In pressure/valve to pressure side process 128, control system 16 removes the actuation signal from pressure/vacuum valve 38, which permits pressure/vacuum valve 38 to move from the second position to the first position. Appliance 12 is now ready for operation.

As previously noted, check valves 54 and 56 may or may not be used. Also, a lockout circuit may or may not be used to keep appliance 12 from being operational if evacuate generator switch 50 is in the open state.

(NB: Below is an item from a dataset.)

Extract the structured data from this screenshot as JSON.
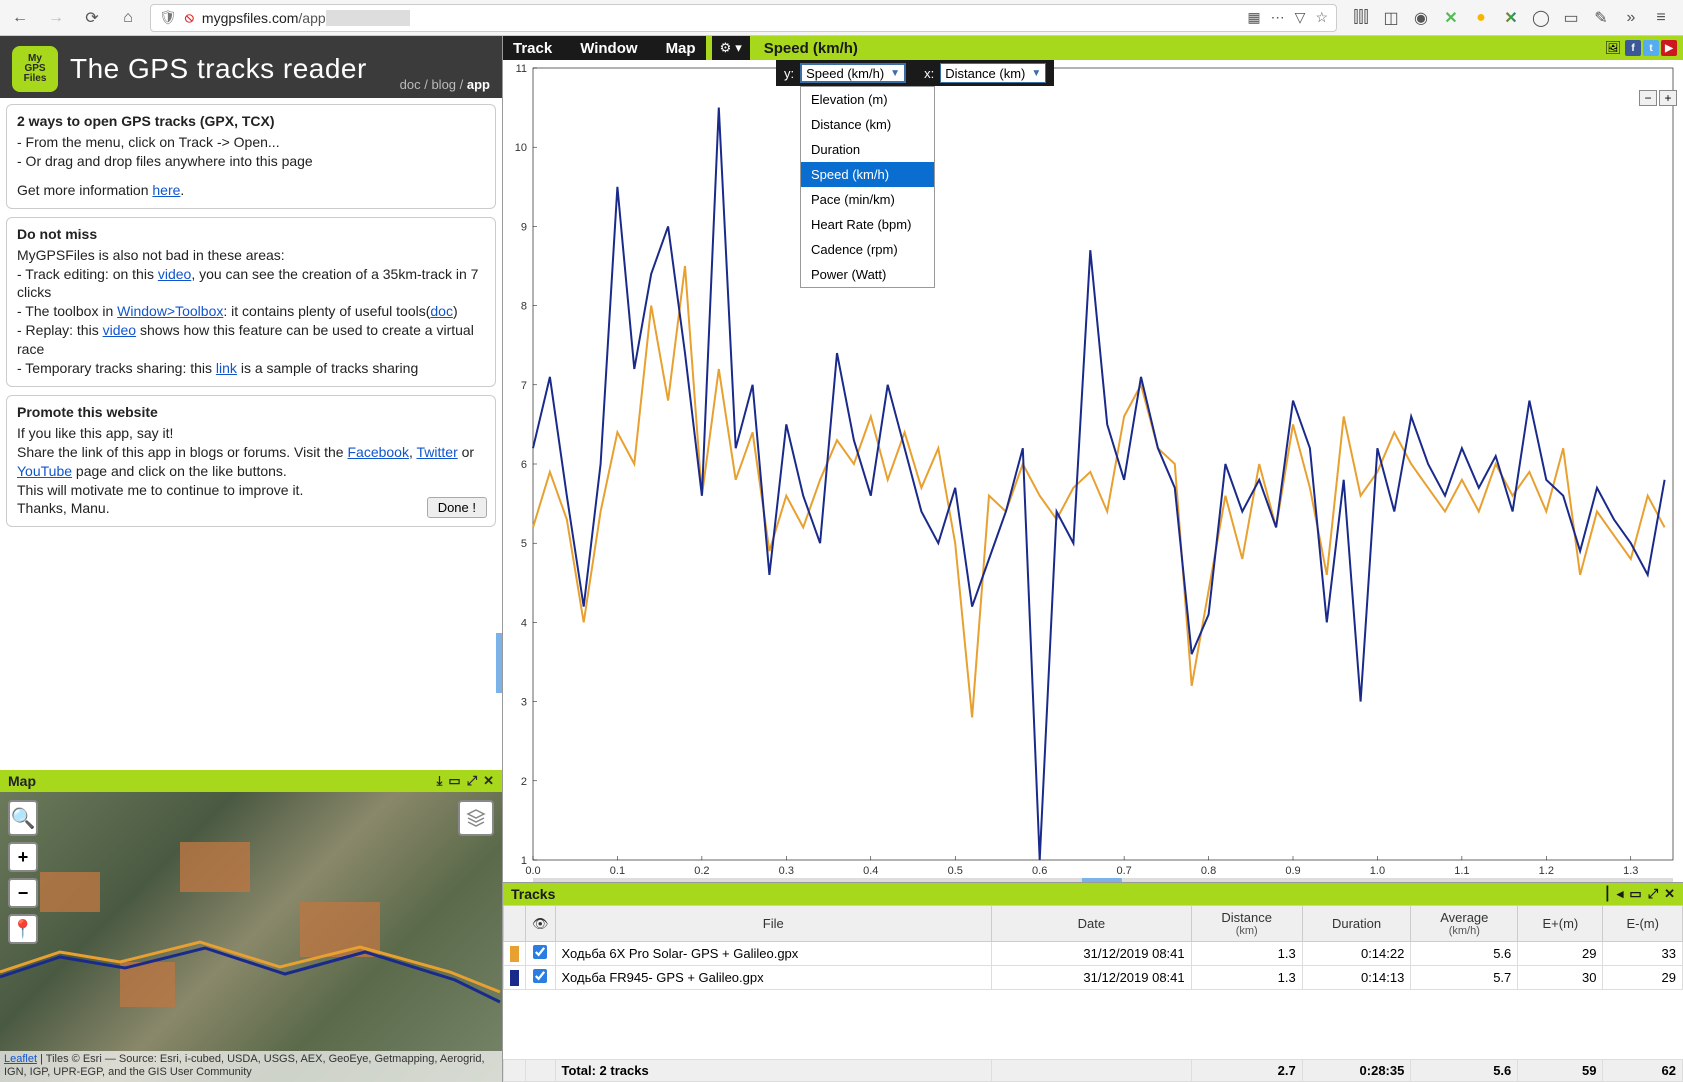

While various embodiments of the disclosure have been shown and described, it is understood that these embodiments are not limited thereto. The embodiments may be changed, modified, and further applied by those skilled in the art. Therefore, these embodiments are not limited to the detail shown and described previously, but also include all such changes and modifications.

Claims

1. An appliance, comprising:

a sealed reservoir containing a fluid;

a temperature sensor positioned on the sealed reservoir to measure the temperature of the sealed reservoir;

a gas handling circuit connected to the sealed reservoir, the gas handling circuit including a pump configured to pump air, an atmospheric inlet/outlet, and a valve positioned along the gas handling circuit between the pump and the sealed reservoir and also between the pump and the atmospheric inlet/outlet, the valve configured to connect the atmospheric inlet/outlet to the sealed reservoir in a first position and configured to disconnect the sealed reservoir from the atmospheric inlet/outlet in a second position; and

a processor configured to receive a temperature signal from the temperature sensor, and when the temperature signal indicates the temperature of the sealed reservoir is less than a boiling temperature of the fluid, the processor transmits a signal to the valve to automatically control the valve to be in the first position, the processor then transmits a signal to the pump to operate until a predetermined condition is met, and after the predetermined condition is met, the processor transmits a signal to the valve to control the valve to be in the second position.